Example 2. Suppose we want to find the maximum values of $$f(x,y) = x^2 y$$ with the condition that the x and y coordinates lie on the circle around the origin with radius 3, that is, subject to the constraint

$x^2 + y^2 -9 =0 .$

As there is just a single constraint, we will use only one multiplier, say λ.

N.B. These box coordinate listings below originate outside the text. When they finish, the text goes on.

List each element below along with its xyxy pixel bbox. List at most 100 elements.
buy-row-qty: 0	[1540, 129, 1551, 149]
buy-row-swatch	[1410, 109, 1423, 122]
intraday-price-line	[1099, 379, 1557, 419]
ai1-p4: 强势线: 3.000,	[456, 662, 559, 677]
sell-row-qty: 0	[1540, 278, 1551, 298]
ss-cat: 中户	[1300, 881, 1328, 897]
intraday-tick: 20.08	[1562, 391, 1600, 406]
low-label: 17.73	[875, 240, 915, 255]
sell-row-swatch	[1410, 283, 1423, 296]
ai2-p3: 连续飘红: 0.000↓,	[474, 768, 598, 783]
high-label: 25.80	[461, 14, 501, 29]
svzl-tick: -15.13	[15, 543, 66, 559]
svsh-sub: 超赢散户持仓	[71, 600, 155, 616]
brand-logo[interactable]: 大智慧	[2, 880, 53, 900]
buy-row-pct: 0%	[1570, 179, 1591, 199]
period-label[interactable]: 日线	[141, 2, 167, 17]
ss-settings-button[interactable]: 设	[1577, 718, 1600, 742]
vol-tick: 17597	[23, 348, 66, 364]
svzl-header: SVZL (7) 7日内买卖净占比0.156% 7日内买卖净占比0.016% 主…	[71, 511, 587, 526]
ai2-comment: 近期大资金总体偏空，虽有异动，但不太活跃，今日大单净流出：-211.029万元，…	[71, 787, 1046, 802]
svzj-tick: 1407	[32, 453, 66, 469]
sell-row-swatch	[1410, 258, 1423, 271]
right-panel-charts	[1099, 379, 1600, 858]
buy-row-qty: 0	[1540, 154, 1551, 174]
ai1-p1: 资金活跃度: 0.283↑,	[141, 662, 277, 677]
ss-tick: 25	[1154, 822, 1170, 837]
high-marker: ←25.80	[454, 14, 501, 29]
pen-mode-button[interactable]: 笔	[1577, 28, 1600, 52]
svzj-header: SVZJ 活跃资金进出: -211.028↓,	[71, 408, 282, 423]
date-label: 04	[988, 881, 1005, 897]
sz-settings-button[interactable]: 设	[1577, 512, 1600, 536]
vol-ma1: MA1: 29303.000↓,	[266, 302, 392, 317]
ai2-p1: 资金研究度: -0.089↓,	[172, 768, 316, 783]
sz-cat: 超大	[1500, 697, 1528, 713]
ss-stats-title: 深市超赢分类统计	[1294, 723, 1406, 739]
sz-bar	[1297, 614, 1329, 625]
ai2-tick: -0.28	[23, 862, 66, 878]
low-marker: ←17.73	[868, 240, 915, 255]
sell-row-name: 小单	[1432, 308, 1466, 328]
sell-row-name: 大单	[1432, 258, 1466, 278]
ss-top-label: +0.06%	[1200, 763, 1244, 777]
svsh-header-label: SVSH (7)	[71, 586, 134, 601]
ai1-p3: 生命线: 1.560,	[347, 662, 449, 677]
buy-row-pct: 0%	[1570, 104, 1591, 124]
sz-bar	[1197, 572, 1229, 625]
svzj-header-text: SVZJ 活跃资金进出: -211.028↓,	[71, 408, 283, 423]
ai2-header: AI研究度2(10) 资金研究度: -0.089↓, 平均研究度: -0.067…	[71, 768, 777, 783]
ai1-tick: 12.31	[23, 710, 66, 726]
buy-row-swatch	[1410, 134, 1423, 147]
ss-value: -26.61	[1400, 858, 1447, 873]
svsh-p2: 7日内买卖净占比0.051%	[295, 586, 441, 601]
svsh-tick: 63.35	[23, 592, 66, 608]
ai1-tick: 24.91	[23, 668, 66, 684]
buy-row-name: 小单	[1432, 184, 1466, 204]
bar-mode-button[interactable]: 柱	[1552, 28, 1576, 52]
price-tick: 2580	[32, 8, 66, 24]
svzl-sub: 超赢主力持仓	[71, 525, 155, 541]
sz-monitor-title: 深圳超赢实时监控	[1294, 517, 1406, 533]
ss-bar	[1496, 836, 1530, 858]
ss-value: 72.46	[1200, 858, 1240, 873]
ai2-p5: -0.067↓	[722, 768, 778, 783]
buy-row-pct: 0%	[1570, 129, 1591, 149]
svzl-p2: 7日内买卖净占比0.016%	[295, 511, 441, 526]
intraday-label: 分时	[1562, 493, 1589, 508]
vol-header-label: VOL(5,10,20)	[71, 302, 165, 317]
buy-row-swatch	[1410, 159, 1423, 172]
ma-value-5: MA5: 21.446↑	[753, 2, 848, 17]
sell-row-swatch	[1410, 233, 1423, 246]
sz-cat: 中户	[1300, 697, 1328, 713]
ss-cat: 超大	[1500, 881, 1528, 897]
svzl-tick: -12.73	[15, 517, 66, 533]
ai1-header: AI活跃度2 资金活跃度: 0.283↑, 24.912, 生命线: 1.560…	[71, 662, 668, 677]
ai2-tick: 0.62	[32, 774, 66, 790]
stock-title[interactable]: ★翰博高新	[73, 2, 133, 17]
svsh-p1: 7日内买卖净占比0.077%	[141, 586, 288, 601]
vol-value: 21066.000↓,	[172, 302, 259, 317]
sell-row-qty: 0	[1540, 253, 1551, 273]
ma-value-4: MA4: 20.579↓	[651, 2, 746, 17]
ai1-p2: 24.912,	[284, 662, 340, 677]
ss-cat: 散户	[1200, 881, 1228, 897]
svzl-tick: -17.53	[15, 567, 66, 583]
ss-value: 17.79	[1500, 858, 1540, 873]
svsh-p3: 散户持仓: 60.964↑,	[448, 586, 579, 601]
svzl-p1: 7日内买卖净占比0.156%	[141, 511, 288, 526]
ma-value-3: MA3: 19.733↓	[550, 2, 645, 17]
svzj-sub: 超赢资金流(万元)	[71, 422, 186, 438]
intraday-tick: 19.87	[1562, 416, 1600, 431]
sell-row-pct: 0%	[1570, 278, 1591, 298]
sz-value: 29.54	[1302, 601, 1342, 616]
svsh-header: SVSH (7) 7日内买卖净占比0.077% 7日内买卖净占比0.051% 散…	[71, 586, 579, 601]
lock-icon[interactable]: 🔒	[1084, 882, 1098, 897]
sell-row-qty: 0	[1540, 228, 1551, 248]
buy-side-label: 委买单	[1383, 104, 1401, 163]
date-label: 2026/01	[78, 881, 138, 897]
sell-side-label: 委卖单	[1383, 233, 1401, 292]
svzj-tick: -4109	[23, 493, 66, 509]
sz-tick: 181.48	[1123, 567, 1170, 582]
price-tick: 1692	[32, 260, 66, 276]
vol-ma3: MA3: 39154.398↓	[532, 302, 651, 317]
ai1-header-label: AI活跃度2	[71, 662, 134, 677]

The constraint g(x, y) is identically zero on the circle of radius 3. See that any multiple of g(x, y) may be added to f(x, y) leaving f(x, y) unchanged in the region of interest (on the circle where our original constraint is satisfied). Apply the ordinary Langrange multiplier method. Let:

${\cal L}(x,y,\lambda ) = f(x,y) - \lambda \left( g(x,y) -c \right) = x^2 y - \lambda \left( x^2 + y^2 -9 \right) .$
Now we can calculate the gradient of the Lagrangian and get the system of equations
$\begin{cases} 2xy &= 2\lambda x, \\ x^2 &= 2\lambda y , \\ x^2 + y^2 &= 9 , \end{cases} \qquad \Longleftrightarrow \qquad \begin{cases} 2x\left( y - \lambda \right) &= 0, \\ x^2 &= 2\lambda y , \\ x^2 + y^2 &= 9 . \end{cases}$
If x=0, then $$y=\pm 3$$ and λ =0. If $$y=\lambda ,$$

we get $$x^2 = 2 y^2 .$$ Substituting this into the constraint condition and solving for y gives $$y = \pm \sqrt{3} .$$ Thus, there are six critical points of the Lagrangian:
$(0,3), \quad (0,-3), \quad (2\sqrt{3} , \sqrt{3} ) , \quad (-2\sqrt{3} , \sqrt{3} ) , \quad (2\sqrt{3} , -\sqrt{3} ) , \quad (-2\sqrt{3} , -\sqrt{3} ) .$
Evaluating the objective at these points, we find that
$f(0,\pm 3) =0, \qquad f\left( \pm 2\sqrt{3} , -\sqrt{3} \right) = -15 , \qquad f\left( \pm 2\sqrt{3} , \sqrt{3} \right) = 15.$

Therefore, the objective function attains the global maximum (subject to the constraints) at $$\left( \pm 2\sqrt{3} , \sqrt{3} \right)$$ and the global minimum at $$\left( \pm 2\sqrt{3} , -\sqrt{3} \right) .$$ The point ( 0 , 3 ) is a local minimum of f and ( 0 , − 3 ) is a local maximum of f, as may be determined by consideration of the Hessian matrix of $${\cal L} ( x , y , 0 ) .$$

Note that while $$\left( 2\sqrt{3} , \sqrt{3} , 1 \right)$$ is a critical point of $${\cal L} ( x , y , \lambda ) ,$$ it is not a local extremum of $${\cal L} ( x , y , \lambda ) .$$

Langrange multipliers and constrained optimization play an important role in economic theory, nonlinear programming and control theory. In economics, maximizing utility functions subject to budget constraints forms the basis of the consumer choice problem. Additionally, the Lagrange multiplier even has an economics meaning as a marginal change in value. In programming, it may be used in the Convex Multiplier Rule, and in Control theory, Lagrange multipliers serve as costate variables. Lagrange multipliers are a useful way to solve optimization problems with boundary conditions, and the finite difference approach is useful if we do not want to calculate partial derivatives by hand to solve analytical derivatives. Lastly, numerical derivatives can use any number of variables without significant changes in code or processing power!